Bewertung:

Das Buch ist eine Sammlung von Essays, die die Erfahrungen des Autors als Mitglied der Nationalgarde während des Afghanistan-Krieges reflektieren. Die Leser loben die aufschlussreichen und ehrlichen Schilderungen des Krieges, seiner Absurditäten und der emotionalen Folgen des Einsatzes, die in klarer und einnehmender Prosa vermittelt werden.
Vorteile:⬤ Aufschlussreiche Reflexionen über die Absurditäten und emotionalen Auswirkungen des Krieges.
⬤ Sauberer und einnehmender Schreibstil.
⬤ Starke Charakterentwicklung und Erzählweise.
⬤ Bietet sowohl zivile als auch militärische Perspektiven auf die Erfahrungen der Soldaten.
⬤ Denkanstöße zur Erforschung von Erzählungen und der Natur des Krieges.
⬤ Einige Leser könnten es als Herausforderung empfinden, wenn sie mit dem militärischen Leben nicht vertraut sind.
⬤ Die Komplexität der Themen kann sorgfältige Aufmerksamkeit und Reflexion erfordern.
(basierend auf 6 Leserbewertungen)
The Longer We Were There: A Memoir of a Part-Time Soldier
Der Krieg in Afghanistan macht es dringend erforderlich, Geschichten zu erzählen - zwischen Soldaten, die sich gegenseitig Aufträge erteilen, und zwischen Soldaten und Zivilisten, die versuchen zu erklären, was vor sich geht -, während gleichzeitig ein Großteil des Kontexts, der für das Erzählen dieser Geschichte wichtig ist, verweigert wird. Die Landschaft ist so gebirgig und isoliert, dass ein Vorfall oder eine Anekdote möglicherweise nicht in ein größeres Bild passt, das über sich selbst hinausgeht.

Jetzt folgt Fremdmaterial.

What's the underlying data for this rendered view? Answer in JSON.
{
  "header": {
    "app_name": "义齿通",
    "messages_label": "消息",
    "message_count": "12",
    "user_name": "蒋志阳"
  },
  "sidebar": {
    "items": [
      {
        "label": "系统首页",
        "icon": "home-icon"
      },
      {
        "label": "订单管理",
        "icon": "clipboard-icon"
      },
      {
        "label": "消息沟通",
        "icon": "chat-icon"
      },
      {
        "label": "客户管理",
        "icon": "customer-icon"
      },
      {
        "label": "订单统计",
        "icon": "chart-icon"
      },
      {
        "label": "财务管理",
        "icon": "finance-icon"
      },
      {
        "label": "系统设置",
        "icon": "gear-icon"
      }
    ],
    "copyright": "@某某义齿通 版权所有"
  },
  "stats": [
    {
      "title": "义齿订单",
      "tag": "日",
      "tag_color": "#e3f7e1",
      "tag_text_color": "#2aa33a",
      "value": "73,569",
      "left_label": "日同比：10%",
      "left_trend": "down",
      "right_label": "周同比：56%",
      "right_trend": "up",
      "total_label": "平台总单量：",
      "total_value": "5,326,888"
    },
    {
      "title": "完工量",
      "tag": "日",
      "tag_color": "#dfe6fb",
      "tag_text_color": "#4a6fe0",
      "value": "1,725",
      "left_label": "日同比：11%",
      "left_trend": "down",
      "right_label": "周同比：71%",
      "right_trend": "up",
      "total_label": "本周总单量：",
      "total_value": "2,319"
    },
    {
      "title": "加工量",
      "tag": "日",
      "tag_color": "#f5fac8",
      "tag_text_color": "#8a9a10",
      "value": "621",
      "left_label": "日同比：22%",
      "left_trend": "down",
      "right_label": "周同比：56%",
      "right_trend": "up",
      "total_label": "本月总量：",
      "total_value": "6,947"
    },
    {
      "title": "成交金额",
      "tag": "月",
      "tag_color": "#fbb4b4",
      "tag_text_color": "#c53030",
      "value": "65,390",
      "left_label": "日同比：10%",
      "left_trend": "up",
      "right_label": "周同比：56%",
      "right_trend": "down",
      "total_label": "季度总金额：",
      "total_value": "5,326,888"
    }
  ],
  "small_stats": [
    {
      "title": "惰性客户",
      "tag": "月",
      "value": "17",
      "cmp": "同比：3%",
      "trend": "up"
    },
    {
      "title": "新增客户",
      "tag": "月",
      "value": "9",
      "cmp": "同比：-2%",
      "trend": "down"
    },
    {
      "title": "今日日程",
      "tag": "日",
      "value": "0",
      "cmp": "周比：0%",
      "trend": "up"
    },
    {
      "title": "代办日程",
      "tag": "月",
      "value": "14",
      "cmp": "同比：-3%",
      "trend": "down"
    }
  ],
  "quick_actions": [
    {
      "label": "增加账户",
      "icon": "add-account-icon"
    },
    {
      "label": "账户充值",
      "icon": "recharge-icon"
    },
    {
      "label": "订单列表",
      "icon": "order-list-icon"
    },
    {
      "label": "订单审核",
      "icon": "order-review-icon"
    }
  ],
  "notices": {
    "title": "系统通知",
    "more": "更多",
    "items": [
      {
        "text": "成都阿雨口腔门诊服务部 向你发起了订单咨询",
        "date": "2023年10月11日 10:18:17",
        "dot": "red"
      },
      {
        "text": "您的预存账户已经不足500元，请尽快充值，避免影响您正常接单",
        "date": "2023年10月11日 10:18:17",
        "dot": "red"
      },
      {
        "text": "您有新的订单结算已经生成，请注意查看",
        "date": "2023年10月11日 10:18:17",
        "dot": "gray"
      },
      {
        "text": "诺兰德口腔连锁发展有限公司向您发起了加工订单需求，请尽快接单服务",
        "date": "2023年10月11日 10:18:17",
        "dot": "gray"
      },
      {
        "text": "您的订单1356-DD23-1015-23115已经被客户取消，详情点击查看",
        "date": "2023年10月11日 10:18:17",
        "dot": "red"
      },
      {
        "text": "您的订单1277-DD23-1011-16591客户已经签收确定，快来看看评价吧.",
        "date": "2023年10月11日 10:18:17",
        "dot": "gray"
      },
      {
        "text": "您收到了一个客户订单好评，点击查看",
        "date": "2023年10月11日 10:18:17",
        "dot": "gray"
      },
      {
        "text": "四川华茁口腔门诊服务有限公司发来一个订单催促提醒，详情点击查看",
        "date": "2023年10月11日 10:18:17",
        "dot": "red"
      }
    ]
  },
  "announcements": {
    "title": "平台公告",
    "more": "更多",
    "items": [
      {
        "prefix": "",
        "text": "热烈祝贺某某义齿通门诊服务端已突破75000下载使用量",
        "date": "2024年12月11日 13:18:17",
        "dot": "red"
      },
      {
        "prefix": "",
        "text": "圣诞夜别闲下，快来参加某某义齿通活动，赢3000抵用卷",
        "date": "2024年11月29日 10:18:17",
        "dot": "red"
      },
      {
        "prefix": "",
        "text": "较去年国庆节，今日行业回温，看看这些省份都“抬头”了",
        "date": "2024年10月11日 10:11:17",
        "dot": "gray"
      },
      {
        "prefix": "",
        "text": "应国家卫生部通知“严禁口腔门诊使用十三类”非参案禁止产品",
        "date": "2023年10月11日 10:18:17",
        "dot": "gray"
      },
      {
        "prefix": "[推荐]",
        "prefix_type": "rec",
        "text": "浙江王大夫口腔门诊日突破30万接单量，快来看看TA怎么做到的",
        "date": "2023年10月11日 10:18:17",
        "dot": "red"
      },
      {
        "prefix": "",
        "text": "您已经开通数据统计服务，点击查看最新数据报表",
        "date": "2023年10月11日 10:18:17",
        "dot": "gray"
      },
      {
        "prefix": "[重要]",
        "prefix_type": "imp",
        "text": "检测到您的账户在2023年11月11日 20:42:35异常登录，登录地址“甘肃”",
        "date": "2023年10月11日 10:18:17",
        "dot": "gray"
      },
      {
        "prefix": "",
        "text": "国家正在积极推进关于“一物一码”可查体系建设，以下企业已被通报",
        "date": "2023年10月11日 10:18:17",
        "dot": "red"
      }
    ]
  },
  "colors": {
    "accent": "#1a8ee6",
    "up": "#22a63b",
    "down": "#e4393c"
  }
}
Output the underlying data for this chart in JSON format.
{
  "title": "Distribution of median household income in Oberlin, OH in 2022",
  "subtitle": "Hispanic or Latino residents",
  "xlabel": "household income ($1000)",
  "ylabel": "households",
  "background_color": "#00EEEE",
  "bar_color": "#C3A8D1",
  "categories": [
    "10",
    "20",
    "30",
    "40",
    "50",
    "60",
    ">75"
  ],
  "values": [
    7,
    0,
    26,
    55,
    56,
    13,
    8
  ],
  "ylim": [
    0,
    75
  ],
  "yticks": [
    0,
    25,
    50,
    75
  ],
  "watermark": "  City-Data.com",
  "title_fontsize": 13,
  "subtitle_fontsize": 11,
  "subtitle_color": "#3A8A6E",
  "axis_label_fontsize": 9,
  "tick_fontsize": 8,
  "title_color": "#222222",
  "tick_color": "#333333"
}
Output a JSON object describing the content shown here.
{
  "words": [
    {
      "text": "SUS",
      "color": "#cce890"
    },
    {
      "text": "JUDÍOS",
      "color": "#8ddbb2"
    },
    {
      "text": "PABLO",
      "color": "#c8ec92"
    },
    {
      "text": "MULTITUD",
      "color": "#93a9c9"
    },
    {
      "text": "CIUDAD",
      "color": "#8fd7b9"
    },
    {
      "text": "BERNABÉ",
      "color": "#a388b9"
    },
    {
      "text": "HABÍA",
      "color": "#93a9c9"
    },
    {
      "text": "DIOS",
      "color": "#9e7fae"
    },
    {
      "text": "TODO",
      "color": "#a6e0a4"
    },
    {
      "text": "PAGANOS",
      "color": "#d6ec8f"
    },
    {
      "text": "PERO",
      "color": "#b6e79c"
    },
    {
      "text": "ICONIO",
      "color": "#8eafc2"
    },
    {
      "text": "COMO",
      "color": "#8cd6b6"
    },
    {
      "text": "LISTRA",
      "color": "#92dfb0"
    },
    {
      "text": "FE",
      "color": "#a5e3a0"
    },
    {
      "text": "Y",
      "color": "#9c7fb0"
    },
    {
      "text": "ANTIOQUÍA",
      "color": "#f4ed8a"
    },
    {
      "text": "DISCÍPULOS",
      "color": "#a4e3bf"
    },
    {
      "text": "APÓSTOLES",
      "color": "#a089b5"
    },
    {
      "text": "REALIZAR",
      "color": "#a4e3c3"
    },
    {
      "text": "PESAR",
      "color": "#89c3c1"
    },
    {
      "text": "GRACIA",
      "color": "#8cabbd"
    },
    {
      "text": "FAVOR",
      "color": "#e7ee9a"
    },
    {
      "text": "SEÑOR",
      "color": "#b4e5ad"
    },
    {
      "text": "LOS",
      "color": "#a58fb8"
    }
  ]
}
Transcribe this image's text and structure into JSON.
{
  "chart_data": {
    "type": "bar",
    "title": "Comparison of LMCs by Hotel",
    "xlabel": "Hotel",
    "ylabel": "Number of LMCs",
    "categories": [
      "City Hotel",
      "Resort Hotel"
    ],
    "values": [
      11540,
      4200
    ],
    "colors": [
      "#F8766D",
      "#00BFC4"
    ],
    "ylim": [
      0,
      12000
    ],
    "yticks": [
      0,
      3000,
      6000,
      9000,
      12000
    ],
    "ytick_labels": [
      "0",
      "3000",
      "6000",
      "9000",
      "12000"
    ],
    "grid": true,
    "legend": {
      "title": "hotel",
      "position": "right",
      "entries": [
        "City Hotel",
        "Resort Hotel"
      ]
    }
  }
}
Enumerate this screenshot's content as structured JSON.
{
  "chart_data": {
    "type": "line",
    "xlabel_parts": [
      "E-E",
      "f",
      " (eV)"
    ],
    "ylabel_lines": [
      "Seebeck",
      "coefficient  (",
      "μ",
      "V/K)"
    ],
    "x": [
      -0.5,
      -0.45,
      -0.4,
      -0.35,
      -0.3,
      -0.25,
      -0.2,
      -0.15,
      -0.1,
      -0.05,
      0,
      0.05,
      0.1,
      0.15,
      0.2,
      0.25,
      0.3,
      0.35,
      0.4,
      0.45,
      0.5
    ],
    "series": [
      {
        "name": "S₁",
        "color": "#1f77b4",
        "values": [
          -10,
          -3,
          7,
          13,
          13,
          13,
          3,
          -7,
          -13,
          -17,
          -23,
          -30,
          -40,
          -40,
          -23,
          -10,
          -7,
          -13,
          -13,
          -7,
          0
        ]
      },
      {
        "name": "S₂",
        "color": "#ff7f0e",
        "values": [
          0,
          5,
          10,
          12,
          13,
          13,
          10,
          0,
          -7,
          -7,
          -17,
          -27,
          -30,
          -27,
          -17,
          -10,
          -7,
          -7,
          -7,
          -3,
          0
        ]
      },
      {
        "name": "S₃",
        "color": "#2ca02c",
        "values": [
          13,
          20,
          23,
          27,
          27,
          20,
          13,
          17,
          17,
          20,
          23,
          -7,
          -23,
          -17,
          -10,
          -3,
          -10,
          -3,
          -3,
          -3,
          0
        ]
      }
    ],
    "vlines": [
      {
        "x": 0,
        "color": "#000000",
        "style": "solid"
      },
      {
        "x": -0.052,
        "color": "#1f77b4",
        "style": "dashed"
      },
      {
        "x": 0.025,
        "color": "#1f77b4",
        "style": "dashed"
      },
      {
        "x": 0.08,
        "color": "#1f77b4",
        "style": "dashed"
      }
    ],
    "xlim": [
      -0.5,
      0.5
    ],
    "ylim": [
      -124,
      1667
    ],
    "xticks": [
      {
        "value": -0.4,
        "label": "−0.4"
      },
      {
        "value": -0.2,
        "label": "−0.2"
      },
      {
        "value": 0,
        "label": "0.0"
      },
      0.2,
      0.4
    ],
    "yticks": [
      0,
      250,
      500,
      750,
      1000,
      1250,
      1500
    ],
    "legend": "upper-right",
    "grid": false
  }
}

Eine Patrouille hat möglicherweise keine Auswirkungen auf die nächste. Der Krieg hat sich zu einem solchen Stillstand entwickelt, dass es schwer ist, eine Bewegung oder Handlung zu erkennen. Und doch sind wir da.
Wir müssen etwas sagen. Wir müssen Rechenschaft ablegen, auch wenn die Umstände die Fähigkeit, darüber zu sprechen, erschweren und gleichzeitig eine ständige Sehnsucht danach erzeugen.
The Longer We Were There folgt den Erfahrungen eines Teilzeitsoldaten, der sieben Jahre lang in der Iowa Army National Guard diente. Er meldet sich mit siebzehn zur Infanterie, springt dann zwischen College-Kursen, Armee-Ausbildung, Katastrophenhilfe, zivilen Jobs, einem Einsatz in Afghanistan - zunächst an der afghanisch-pakistanischen Grenze, dann in einem abgelegenen Tal im Hindukusch-Gebirge - hin und her und kommt schließlich nach Hause.
In seinen Geschichten geht es darum, mit einem Fuß auf jeder Seite der zivil-militärischen Kluft zu stehen, um die Schwierigkeit, die eine Seite denjenigen auf der anderen Seite zu beschreiben, und darum, wie sich diese Kluft als Folge dieser Schwierigkeit in einem selbst wiederholt.